Study protocol: the effect of vitamin D supplements on cardiometabolic risk factors among urban premenopausal women in a tropical country - a randomized controlled trial
1 Department of Social and Preventive Medicine, Faculty of Medicine, University of Malaya, Kuala Lumpur, 50603, Malaysia
2 Julius Centre University of Malaya, Department of Social and Preventive Medicine, Faculty of Medicine, University of Malaya, Kuala Lumpur, 50603, Malaysia
3 Department of Medicine, Faculty of Medicine, University of Malaya, Kuala Lumpur, 50603, Malaysia
BMC Public Health 2013, 13:416 doi:10.1186/1471-2458-13-416Published: 1 May 2013
Besides its classical role in musculoskeletal diseases, vitamin D deficiency has recently been found to be associated with cardiometabolic risks such as hypertension, diabetes mellitus and hypercholesterolemia. Although Malaysia is a sunshine-abundant country, recent studies found that vitamin D deficiency prevalence was significantly high. However, few published studies that measured its effect on cardiometabolic risk factors were found in Malaysia. There are also limited clinical trials carried out globally that tried to establish the causality of vitamin D and cardiometabolic risks. Therefore, a double blind, parallel, randomized controlled trial on vitamin D and cardiometabolic risks is planned to be carried out.

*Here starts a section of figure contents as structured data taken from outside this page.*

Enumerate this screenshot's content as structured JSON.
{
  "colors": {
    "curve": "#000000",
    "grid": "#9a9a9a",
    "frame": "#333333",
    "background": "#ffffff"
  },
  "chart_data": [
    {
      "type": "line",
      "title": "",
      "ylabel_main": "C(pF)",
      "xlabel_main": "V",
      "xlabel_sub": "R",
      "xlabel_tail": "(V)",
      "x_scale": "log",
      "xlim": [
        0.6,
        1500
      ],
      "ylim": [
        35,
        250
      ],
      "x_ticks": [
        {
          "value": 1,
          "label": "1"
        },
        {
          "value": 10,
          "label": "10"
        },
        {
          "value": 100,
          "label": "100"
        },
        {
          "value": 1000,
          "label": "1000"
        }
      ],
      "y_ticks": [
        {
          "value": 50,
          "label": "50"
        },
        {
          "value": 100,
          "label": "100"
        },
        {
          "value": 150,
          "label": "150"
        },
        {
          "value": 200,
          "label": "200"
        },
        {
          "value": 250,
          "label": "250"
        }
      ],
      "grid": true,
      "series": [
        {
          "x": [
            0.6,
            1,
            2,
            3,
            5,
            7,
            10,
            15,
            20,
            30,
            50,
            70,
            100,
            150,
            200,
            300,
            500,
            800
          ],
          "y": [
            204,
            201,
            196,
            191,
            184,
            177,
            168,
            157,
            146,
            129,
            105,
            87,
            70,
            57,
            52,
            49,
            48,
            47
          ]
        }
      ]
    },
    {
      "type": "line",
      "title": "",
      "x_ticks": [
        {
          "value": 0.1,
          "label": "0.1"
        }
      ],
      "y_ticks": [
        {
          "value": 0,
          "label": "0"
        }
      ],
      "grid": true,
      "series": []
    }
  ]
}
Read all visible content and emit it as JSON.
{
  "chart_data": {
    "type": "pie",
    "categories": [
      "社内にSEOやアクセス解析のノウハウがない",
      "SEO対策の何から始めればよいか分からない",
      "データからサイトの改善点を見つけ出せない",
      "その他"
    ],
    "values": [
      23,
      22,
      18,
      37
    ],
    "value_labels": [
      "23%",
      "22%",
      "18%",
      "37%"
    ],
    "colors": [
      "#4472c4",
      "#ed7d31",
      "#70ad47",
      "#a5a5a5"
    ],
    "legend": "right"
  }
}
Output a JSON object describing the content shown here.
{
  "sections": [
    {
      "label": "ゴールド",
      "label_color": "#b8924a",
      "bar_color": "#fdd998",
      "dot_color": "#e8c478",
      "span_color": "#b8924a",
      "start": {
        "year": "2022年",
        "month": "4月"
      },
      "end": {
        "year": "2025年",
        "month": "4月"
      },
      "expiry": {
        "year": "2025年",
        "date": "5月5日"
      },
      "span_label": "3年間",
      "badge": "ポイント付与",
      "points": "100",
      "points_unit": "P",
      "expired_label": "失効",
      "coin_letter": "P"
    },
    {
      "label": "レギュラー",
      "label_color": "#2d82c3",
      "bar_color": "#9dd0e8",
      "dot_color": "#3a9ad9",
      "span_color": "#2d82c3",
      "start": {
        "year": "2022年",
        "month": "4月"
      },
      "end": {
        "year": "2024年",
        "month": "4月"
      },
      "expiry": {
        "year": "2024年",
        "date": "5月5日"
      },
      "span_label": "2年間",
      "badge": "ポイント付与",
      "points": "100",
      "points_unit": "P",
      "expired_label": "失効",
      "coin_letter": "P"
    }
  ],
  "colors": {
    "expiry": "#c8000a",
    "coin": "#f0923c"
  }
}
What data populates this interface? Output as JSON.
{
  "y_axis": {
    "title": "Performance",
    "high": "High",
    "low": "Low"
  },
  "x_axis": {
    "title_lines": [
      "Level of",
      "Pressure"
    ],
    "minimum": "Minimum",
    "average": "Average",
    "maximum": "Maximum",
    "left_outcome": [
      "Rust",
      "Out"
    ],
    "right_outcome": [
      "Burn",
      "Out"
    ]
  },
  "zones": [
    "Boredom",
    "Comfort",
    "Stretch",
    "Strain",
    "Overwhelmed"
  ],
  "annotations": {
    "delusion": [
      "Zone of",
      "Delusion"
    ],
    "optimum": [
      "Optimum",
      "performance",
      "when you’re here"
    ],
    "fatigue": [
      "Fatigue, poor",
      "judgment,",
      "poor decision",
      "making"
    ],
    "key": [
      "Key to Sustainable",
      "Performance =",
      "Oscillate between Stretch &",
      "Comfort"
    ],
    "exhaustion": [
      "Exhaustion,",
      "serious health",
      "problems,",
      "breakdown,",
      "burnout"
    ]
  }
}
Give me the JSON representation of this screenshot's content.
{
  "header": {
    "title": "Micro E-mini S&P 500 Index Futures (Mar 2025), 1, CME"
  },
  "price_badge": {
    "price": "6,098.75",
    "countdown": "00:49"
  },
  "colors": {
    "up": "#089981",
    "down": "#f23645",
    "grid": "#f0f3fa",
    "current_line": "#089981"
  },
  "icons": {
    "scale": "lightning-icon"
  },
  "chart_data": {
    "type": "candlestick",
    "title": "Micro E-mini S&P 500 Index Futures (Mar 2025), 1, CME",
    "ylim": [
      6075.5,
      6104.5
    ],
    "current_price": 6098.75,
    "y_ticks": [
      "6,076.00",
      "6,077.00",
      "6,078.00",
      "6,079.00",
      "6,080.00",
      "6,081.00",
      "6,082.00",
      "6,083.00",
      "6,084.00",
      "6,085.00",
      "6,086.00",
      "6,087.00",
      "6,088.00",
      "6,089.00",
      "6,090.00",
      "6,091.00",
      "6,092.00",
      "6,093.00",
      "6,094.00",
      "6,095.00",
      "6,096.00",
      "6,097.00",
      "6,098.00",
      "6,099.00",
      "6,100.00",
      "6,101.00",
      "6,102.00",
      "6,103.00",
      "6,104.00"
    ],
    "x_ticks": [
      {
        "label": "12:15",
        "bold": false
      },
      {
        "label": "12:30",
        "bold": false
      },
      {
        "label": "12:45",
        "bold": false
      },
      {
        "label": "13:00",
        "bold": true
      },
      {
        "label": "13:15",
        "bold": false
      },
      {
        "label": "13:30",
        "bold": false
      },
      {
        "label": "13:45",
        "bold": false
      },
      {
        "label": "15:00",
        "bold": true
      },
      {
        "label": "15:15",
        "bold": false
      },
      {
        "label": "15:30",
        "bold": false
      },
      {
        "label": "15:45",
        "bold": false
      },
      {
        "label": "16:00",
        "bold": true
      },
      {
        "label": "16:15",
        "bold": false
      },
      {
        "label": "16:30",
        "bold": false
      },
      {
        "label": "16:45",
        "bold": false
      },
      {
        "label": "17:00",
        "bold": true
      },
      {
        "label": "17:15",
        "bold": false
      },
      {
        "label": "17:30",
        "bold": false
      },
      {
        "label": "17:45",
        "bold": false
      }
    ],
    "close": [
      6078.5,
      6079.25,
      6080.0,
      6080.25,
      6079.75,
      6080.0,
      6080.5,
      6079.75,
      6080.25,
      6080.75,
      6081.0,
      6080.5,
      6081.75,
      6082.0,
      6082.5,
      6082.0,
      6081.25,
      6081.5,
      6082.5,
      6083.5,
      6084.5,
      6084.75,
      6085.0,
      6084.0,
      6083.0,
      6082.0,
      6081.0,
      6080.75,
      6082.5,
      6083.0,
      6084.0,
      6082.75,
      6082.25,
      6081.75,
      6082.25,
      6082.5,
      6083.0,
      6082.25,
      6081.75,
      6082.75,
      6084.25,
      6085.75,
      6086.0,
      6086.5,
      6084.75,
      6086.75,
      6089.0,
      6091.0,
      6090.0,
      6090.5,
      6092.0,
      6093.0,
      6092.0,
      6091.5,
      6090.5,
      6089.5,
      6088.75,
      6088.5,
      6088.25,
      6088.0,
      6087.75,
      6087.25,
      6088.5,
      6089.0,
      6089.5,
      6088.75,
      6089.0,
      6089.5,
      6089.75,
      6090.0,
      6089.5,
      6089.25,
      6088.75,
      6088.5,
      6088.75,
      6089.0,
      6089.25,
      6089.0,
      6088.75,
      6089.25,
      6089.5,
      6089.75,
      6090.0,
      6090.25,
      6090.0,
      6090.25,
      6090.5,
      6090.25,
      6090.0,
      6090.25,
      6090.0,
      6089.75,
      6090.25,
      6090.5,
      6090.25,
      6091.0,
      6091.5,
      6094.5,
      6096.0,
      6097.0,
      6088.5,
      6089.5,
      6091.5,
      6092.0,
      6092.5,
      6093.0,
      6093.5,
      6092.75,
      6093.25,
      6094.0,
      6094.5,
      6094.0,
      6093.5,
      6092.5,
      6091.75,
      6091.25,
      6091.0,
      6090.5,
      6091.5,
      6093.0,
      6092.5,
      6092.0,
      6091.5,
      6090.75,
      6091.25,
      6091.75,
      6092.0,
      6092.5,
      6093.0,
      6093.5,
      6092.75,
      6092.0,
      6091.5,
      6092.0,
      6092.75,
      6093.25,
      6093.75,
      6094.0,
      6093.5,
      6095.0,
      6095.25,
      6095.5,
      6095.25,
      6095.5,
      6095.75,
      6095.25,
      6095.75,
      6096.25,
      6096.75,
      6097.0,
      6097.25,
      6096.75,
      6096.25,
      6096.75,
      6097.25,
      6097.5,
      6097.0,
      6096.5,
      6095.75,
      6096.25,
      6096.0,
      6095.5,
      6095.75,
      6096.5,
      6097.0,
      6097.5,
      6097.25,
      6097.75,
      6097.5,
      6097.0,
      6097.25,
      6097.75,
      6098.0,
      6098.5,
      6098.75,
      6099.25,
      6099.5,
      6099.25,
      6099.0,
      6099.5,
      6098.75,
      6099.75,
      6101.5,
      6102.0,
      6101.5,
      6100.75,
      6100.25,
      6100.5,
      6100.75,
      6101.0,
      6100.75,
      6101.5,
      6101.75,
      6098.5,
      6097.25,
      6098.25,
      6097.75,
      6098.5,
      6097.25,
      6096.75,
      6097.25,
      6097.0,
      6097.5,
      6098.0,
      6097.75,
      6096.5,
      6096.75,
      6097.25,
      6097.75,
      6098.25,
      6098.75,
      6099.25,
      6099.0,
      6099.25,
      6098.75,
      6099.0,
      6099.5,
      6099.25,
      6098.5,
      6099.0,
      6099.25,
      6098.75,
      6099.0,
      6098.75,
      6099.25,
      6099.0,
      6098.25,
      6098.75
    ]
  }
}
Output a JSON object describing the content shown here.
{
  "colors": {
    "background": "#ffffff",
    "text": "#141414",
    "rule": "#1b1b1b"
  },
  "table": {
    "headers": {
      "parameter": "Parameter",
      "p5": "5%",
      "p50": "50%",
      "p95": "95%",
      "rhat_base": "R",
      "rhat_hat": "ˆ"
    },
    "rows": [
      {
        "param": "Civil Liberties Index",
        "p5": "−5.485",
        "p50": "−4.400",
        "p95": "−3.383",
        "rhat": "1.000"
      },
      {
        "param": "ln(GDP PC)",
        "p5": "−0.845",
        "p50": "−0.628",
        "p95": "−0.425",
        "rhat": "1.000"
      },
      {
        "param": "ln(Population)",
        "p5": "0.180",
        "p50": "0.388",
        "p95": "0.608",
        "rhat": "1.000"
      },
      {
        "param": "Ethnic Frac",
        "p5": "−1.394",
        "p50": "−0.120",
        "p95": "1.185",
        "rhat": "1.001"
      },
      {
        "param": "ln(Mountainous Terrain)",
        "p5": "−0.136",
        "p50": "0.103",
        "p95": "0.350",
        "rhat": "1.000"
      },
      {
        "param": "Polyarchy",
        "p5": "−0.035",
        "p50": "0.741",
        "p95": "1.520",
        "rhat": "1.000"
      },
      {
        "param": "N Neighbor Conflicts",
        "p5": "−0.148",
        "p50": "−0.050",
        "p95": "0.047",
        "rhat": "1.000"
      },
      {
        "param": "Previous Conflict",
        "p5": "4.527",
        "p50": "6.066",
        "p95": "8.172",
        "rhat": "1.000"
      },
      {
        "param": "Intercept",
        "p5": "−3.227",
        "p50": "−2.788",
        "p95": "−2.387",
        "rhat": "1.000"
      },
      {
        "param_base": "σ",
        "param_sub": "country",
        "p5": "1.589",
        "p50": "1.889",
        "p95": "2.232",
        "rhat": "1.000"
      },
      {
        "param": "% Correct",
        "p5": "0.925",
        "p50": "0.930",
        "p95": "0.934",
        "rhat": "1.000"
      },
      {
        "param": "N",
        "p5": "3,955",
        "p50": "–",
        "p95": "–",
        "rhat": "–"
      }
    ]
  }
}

The objective of this study is to investigate whether vitamin D supplements can reduce the cardiometabolic risk and improve the quality of life in urban premenopausal women with vitamin D deficiency.
Three hundred and twenty premenopausal women working in a public university in Kuala Lumpur, Malaysia will be randomized to receive either vitamin D supplement (50,000 IU weekly for 8 weeks and 50,000 IU monthly for 10 months) or placebo for 12 months. At baseline, all participants are vitamin D deficient (≤ 20 ng/ml or 50 nmol/l). Both participants and researchers will be blinded. The serum vitamin D levels of all participants collected at various time points will only be analysed at the end of the trial. Outcome measures such as 25(OH) D3, HOMA-IR, blood pressure, full lipid profiles will be taken at baseline, 6 months and 12 months. Health related quality of life will be measured at baseline and 12 months. The placebo group will be given delayed treatment for six months after the trial.
This trial will be the first study investigating the effect of vitamin D supplements on both the cardiometabolic risk and quality of life among urban premenopausal women in Malaysia. Our findings will contribute to the growing body of knowledge in the role of vitamin D supplements in the primary prevention for cardiometabolic disease.